Foto do tumulto (Agência Reuters)
– Mão na parede, desordeiro!
– Calma, não me bate, sou empreendedor!
Retruquei pro Bob Wolheim que publicar sobre isso daria uma chuva de mimimi, pois, mesmo que vocês leitores tolerem minhas eventuais idiossincrasias, uma provocação dessas passaria dos limites. Afinal, o empreendedor é um ser nobre, acima de qualquer suspeita, que só quer gerar emprego e renda e mudar o mundo para melhor.
Mas, assumindo nosso papel de levantar e questionar novos olhares e perspectivas, aí vamos nós novamente. Afinal, quem falou primeiro foi uma empreendedora britânica e quem levantou foi um jornal de lá.

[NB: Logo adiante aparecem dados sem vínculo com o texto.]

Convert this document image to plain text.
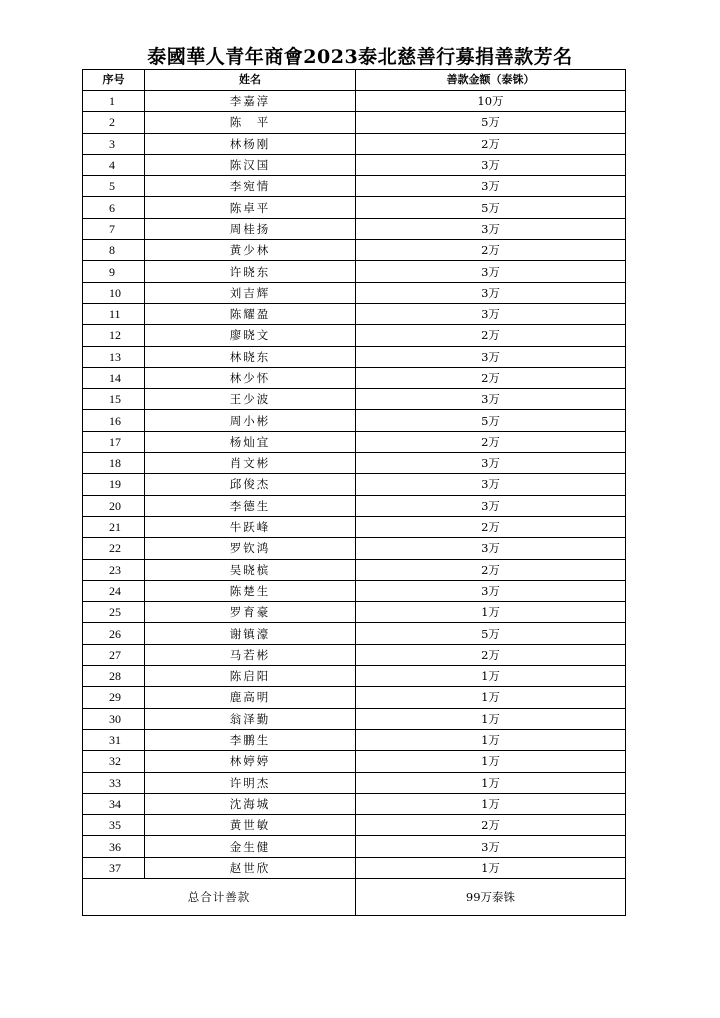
泰國華人青年商會2023泰北慈善行募捐善款芳名
序号	姓名	善款金额（泰铢）
1	李嘉淳	10万
2	陈　平	5万
3	林杨刚	2万
4	陈汉国	3万
5	李宛情	3万
6	陈卓平	5万
7	周桂扬	3万
8	黄少林	2万
9	许晓东	3万
10	刘吉辉	3万
11	陈耀盈	3万
12	廖晓文	2万
13	林晓东	3万
14	林少怀	2万
15	王少波	3万
16	周小彬	5万
17	杨灿宜	2万
18	肖文彬	3万
19	邱俊杰	3万
20	李德生	3万
21	牛跃峰	2万
22	罗钦鸿	3万
23	吴晓槟	2万
24	陈楚生	3万
25	罗育豪	1万
26	谢镇濠	5万
27	马若彬	2万
28	陈启阳	1万
29	鹿高明	1万
30	翁泽勤	1万
31	李鹏生	1万
32	林婷婷	1万
33	许明杰	1万
34	沈海城	1万
35	黄世敏	2万
36	金生健	3万
37	赵世欣	1万
总合计善款		99万泰铢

Ou seja, se a mulher pode botar isso em questão, pois fez com propriedade, e se o The Guardian pode espalhar tal reflexão, então posso traduzir para o português e compartilhar com os brasileiros – até porque sabemos que polêmica gera comentários, menções, tráfego… e sou encorajado a fazê-lo – desde que com propriedade. Aliás, propriedade parece guiar a tal linha tênue. Pois bem, vamos a ela – chega de encher linguíça moral.
No blog de negócios sustentáveis do jornal Guardian, Amanda Feldman publicou que os tumultos ocorridos em Londres em agosto tem a ver com o que o economista e cientista político Joseph Schumpeter defendeu nos anos 1930: o capitalismo é um processo de destruição criativa, em que novas coisas tomam o lugar de velhas coisas. Ele referia-se a (e defendia) um processo evolutivo, não atitudes deliberadamente apenas violentas. Mas às vezes, a linha também é tênue, pois a interpretação dos fatos é tão importante quanto os fatos – e muito mais variável.
No post, a consultora conclui que os londrinos fizeram bagunça violenta porque não conseguiram conter nem canalizar tanta energia que continham. Seria mais ou menos o “cognitive surplus” que o Clay Shirky defende em “Here comes everybody: organizing without organizations”, uma capacidade latente, uma vontade, uma possibilidade de dar vazão a outras facetas de nosso ser. Há um case que ilustra diretamente a tese – além de especulações conceituais.
Quem (o)usou a comparação ”existe uma linha fina entre um criminoso e um empreendedor” pela primeira vez foi Annys Darkwa, fundadora da construtora Vision Housing, durante a Ashoka Fellows Award Ceremony, em março. No evento da reconhecida ong (que suporta pessoas com capacidade de implementar ideias de trabalho, emprego e renda que gerem impacto social), ela explicou como consegue dar emprego e renda para ex-”ofensores” (termo mais amplo utilizado para caracterizar quem não se enquadra na ordem vigente.
Atravessando a linha tênue
Amanda defendeu no blog do Guardian que a faísca inovadora (de não se conformar com o estabelecido e fazer coisas diferentes) e as habilidades tecnológicas que foram empregadas nos tumultos e na contenção (pela polícia) poderiam, com a devida intervenção, orientação e suporte, tornar-se uma força para crescimento. “As atitudes foram criminais, as capacidades não”, comentou sobre os tumultuadores.
Ela cita ainda Nicholas Kristof: “os jovens de hoje em dia não apenas protestam contra injustiças como também tem grande capacidade de solução de problemas”.
E você? Faz as coisas certas, ou faz as coisas da forma certa? Fica refinando modelos de ação ou criando outros? Busca compliance ou uma nova ordem? Em nome da “sobrevivência do mais adaptado”, fica se adequando aos outros, fazendo os outros e adequarem a você ou achando um jeito de ir ao mesmo tempo tocando e dançando? O que pensa sobre tudo isso? Tenta fazer seus funcionários andarem na linha? Quanto nos novos (e inovadores) empreendimentos depende de execução disciplinada e quanto depende de parar tudo, jogar fora, voltar atrás, ou se jogar com força no penhasco?
Até que ponto o empreendedor tem que ser um bonitinho queridinho que agrada a todos? Até que ponto homens de negócio podem ser, por outro lado, agressivos a ponto de só pensarem nos seus bônus e não verem que logo adiante (como em 2008) o mundo financeiro entraria em um colapso generalizado? Quando a voz da maioria é a voz da mediocridade e o patinho feio (ou ovelha negra) salva o dia? Quando você apertaria o botão de “acabou a farra” ou de “estourar a bolha”?
Que bagunça você faz? O que devemos questionar nessa linha tênue? O que podemos aprender com essa observação?